Tastes like Participatory Action Research: Conducting a Knowledge Translation Intervention with Families in Long-term Care

Jennifer Baumbusch, Alison Phinney, Dyona Dallas, Elizabeth Holmes, Denise Beaton, Isabel Sloan-Yip
University of British Columbia, Vancouver, BC, Canada

Although families are a cornerstone of care in long-term care (LTC) settings, there is a paucity of intervention research with this group. Of those published, it is evident that interventions can enhance family-staff relationships, improve health outcomes for family members, and result in better quality care for residents. Following an extensive search of the literature, we were unable to identify any knowledge translation interventions with this group. To begin to address this gap, we examine our experience, as researchers and family members, in co-creating a knowledge translation intervention. While not explicitly participatory action research, the process undertaken to develop the intervention reflected elements of this approach. The intervention itself entailed a workshop series aimed at increasing family members’ sense of involvement in their relative’s facility by providing education, peer support and networking opportunities. A core group of researchers and family members (‘the development team’) came together to create these workshops. Participant observation was conducted during workshop development meetings and the developers were interviewed about this process of co-creation.

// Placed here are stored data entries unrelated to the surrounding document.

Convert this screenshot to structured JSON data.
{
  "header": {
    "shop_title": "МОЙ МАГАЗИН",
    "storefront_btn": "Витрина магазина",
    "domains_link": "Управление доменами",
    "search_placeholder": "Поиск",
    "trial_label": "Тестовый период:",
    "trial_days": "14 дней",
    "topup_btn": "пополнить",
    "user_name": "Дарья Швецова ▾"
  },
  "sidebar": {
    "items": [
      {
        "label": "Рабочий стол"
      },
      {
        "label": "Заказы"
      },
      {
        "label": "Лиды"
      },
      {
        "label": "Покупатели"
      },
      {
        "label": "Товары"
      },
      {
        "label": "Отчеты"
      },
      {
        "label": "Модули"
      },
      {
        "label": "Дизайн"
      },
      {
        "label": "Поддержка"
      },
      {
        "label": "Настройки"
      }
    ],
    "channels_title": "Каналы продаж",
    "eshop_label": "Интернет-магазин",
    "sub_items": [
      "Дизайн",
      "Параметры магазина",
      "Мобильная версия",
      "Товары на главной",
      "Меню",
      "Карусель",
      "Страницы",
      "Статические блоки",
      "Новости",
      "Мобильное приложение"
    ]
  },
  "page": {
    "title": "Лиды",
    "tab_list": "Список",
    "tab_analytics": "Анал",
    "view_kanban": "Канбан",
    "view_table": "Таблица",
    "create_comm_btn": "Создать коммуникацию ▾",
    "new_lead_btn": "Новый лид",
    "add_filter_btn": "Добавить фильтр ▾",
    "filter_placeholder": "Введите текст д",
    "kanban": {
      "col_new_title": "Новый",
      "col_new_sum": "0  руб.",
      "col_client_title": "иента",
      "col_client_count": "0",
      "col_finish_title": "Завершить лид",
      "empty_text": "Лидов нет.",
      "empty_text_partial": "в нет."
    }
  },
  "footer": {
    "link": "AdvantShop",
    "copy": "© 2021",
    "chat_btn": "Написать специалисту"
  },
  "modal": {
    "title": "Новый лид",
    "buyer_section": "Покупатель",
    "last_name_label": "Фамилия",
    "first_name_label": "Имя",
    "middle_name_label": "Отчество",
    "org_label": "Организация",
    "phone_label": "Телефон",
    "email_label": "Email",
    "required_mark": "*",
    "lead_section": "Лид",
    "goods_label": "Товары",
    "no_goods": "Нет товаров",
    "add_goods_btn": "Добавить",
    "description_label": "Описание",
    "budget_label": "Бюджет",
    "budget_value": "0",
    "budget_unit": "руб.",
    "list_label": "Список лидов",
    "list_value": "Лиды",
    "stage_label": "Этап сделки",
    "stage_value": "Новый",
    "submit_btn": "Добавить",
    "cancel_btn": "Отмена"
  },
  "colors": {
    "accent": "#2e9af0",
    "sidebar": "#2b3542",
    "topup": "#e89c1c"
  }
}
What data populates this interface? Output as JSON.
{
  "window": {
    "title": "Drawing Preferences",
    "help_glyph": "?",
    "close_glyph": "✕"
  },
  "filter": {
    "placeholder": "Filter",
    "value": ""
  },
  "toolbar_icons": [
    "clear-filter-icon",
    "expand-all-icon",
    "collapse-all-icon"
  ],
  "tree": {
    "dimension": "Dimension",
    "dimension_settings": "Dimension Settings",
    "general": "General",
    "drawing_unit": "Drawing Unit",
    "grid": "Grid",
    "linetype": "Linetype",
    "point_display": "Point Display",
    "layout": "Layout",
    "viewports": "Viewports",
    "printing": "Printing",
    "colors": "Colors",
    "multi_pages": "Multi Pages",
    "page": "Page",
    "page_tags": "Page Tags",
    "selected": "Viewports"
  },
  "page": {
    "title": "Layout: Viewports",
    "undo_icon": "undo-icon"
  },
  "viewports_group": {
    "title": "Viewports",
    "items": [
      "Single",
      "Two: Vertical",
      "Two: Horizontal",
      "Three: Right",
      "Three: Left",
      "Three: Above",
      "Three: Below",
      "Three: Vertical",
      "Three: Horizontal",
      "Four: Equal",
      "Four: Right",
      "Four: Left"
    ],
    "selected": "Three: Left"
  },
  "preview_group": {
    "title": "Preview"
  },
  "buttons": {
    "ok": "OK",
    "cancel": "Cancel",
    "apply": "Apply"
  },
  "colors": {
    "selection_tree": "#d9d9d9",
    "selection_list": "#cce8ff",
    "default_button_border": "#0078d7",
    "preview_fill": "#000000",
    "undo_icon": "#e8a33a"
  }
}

Findings illuminate the tensions of this approach to research, such as the privileging of certain types of knowledge (e.g. clinical, empirical, experiential) and power relations among participants. We will discuss how these tensions were navigated (or not) and provide recommendations for further methodological explorations in knowledge translation interventions informed by participatory action research.  As we enter a new era emphasizing patient and family engagement in research, this study provides useful insights into how to navigate this terrain in long-term care.